Futbol kulüplerini, örneğin sadece gelir kalemine göre zengin ve yoksul kulüpler diye ayrıma sokmak, aralarındaki ilişkileri görmemizi engelleyecektir. Böyle bir ayrıma gidildiğinde zengin kulüpler yüksek bonservis bedelleri vererek transfer yapan kulüpler olarak; yoksul kulüpler de oyuncu yetiştirip onlara satan kulüpler olarak algılanacaktır. Böyle bir ayrım, yüksek bonservis bedelleriyle transfer yapan kulüplerle, onlara oyuncu satan kulüplerin birbirinden farklı olduklarını, yani aralarında dışsal bir ilişki olduğu anlamına gelecektir.

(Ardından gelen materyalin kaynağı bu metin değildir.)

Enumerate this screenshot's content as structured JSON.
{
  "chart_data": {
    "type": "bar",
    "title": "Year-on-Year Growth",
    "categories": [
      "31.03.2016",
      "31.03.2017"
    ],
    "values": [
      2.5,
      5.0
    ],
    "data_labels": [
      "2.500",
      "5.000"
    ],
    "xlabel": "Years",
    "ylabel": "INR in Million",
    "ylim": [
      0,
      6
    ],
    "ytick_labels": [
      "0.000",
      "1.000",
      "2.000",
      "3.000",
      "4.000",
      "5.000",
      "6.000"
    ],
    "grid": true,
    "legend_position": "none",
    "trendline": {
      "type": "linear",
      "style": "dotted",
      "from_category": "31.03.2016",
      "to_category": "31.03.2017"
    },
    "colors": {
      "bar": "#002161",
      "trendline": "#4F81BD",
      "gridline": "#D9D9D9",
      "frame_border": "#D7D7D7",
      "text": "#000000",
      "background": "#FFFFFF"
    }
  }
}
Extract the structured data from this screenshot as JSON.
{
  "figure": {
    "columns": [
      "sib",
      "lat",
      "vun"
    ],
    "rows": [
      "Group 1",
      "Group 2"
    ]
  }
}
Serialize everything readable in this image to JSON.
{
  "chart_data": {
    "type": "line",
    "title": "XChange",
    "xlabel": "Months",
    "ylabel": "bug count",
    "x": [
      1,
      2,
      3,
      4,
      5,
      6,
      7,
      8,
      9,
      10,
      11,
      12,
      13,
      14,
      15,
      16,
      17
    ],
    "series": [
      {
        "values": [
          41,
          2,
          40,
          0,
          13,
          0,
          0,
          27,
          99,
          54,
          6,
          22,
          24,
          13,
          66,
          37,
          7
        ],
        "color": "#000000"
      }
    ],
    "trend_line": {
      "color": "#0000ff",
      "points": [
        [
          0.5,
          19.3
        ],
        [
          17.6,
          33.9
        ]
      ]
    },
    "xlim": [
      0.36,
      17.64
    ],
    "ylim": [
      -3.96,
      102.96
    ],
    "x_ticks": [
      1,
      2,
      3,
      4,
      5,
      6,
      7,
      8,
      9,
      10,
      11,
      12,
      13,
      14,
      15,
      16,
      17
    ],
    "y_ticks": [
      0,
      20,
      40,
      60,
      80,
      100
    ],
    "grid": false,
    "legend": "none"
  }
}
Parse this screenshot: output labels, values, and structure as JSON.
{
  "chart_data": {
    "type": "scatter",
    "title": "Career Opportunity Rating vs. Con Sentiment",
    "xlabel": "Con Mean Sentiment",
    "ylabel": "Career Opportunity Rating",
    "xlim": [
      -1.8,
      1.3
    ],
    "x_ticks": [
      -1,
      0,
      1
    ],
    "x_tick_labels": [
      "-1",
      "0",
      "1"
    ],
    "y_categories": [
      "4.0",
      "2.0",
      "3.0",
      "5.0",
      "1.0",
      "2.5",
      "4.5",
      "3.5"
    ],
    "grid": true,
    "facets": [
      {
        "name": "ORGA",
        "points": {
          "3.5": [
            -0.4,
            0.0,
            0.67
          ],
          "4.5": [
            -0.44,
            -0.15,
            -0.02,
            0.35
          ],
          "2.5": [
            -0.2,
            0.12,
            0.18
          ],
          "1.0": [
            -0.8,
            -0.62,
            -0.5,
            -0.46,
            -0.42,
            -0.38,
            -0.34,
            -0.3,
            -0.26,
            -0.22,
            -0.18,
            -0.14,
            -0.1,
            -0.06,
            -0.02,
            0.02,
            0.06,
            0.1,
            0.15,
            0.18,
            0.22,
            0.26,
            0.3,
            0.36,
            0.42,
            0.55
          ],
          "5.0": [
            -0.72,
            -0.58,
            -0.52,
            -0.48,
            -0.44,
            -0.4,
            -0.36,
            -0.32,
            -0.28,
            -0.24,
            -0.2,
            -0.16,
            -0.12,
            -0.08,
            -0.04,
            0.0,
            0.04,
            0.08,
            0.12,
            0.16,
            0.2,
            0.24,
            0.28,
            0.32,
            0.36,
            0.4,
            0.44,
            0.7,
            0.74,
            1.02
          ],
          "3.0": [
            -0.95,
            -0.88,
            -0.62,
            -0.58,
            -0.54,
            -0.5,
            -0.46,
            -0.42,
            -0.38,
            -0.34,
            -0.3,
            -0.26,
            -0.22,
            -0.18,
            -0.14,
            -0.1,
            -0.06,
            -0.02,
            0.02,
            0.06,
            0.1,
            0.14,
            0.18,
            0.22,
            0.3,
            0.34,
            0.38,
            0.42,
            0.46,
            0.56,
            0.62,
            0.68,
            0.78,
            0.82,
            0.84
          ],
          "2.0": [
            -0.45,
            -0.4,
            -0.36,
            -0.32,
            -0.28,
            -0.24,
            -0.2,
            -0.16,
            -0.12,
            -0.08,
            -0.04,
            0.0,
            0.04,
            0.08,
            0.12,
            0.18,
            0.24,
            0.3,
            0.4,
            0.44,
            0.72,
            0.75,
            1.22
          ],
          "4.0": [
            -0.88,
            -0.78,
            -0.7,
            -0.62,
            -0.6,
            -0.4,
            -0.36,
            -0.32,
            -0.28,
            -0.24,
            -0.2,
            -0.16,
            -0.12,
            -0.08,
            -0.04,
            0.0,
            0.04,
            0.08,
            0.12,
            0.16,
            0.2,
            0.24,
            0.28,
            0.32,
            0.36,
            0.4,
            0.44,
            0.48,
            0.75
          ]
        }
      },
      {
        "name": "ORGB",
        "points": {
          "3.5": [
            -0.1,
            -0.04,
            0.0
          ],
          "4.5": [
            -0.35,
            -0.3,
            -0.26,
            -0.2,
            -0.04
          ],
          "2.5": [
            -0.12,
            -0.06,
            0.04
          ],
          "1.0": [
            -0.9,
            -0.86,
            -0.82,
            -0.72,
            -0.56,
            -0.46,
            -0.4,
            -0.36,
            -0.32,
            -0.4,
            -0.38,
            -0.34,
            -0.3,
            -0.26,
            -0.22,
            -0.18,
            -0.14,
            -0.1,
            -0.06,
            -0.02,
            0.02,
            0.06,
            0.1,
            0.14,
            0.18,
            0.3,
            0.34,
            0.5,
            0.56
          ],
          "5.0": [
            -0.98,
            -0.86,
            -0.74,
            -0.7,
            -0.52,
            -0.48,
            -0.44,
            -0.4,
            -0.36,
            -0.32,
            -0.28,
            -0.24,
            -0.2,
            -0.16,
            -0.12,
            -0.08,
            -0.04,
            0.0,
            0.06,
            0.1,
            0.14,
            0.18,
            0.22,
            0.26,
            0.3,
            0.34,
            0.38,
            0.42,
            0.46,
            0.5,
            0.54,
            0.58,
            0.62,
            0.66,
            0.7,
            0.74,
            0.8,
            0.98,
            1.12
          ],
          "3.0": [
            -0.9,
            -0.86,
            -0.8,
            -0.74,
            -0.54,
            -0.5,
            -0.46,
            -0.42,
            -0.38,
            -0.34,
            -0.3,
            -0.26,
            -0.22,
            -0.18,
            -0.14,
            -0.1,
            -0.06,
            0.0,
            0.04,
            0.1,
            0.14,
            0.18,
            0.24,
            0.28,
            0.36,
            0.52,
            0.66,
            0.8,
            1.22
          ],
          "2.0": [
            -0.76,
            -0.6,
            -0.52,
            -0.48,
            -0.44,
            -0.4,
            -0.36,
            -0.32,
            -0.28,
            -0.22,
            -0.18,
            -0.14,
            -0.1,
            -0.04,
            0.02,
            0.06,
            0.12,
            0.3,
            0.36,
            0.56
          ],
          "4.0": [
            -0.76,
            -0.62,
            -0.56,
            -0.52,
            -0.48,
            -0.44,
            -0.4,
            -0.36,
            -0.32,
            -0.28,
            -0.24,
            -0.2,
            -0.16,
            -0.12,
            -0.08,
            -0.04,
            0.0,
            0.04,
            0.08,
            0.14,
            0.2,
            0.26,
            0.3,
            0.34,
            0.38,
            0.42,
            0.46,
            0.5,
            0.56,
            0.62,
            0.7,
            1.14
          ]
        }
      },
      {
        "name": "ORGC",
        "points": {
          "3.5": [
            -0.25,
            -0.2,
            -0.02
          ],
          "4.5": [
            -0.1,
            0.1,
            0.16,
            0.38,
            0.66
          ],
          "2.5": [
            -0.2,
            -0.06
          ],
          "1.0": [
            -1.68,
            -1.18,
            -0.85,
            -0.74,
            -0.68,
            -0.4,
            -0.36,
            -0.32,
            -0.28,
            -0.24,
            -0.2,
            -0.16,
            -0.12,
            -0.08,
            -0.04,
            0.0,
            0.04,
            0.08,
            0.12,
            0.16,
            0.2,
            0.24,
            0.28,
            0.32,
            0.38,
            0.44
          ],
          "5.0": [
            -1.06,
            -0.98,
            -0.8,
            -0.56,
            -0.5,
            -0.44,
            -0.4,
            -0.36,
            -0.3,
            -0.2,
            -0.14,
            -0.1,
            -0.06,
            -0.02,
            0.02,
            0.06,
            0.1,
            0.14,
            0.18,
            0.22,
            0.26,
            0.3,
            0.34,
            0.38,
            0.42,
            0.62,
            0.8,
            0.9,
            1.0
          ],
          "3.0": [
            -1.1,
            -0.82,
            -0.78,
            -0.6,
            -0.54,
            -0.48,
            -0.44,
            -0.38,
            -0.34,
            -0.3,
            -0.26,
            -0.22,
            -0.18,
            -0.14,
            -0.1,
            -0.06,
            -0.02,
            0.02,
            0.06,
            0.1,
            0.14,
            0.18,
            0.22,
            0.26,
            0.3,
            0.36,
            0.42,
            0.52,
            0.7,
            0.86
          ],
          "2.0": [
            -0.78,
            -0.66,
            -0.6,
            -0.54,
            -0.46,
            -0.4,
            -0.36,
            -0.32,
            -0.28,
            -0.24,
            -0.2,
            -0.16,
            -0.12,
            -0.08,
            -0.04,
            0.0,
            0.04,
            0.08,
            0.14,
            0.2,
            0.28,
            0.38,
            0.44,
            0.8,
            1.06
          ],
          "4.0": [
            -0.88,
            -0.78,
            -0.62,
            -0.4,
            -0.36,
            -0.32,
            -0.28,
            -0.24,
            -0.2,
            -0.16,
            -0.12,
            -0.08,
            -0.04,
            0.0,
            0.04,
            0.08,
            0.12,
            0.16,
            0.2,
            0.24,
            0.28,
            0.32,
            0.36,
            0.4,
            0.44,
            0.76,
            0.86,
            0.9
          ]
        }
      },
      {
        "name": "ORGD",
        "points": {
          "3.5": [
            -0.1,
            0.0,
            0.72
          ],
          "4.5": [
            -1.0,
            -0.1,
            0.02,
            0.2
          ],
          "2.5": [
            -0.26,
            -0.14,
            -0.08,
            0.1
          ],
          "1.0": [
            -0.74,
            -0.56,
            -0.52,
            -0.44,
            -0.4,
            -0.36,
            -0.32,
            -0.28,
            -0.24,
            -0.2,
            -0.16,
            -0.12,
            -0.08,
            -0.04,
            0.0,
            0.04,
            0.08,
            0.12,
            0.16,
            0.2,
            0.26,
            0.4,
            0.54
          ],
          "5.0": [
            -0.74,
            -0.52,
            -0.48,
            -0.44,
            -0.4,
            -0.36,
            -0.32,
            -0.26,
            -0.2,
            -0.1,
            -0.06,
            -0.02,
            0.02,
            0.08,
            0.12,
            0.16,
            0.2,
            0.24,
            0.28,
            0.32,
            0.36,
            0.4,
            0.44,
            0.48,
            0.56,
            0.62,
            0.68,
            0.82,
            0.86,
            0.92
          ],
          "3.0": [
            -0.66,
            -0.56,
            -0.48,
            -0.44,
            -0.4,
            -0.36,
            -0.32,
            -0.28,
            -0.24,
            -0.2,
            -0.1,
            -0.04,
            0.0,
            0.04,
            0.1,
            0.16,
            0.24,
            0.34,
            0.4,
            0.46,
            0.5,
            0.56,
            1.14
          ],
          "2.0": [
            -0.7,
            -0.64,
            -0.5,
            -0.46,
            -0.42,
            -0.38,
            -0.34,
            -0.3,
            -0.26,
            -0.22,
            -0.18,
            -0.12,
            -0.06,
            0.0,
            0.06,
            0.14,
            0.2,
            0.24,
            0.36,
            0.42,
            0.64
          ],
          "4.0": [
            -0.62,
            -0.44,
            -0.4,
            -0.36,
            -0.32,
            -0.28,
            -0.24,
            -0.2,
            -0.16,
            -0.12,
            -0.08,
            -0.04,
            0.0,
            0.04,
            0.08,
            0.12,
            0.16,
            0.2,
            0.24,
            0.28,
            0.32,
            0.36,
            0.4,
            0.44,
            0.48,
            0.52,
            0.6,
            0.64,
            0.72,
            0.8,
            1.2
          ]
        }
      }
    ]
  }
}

Burada durumu anlayabilmek için öncelikle, transferde (veya futbolla ilişkili her olguda) oyuncu alan veya satan kulüplerin içsel bir ilişki içinde olduğunu ortaya koymamız gerekmektedir. Kulüpler arasındaki içsel ilişkinin varlığı birbirlerini yeniden ürettiğini bize göstermektedir. Örneğin Porto veya Sevilla gibi kulüplerini oyuncu yetiştiren ve zengin kulüplere satan birer model olarak alırsak, içsel ilişkiyi ve tam da bu ilişkilerin birbirini ürettiğini kaçırmış oluruz. Sevilla ve Porto gibi kulüplerin varlığı, sattıkları oyuncuları alan kulüpleri üretirken; bütçesi daha yüksek kulüplerin varlığı da Sevilla ve Porto gibi kulüpleri yaratmaktadır. Sevilla’nın Dani Alves’i Barcelona’ya satması, bu ilişkiyi yeniden üretirken, aynı zamanda Sevilla, sattığı oyuncunun yerine yeni bir oyuncu (genellikle genç yıldız adayı) alıyor olması, Sevilla ile Barcelona arasındaki ilişkinin Sevilla ile başka kulüpler arasında yeniden üretilmesi anlamına gelmektedir.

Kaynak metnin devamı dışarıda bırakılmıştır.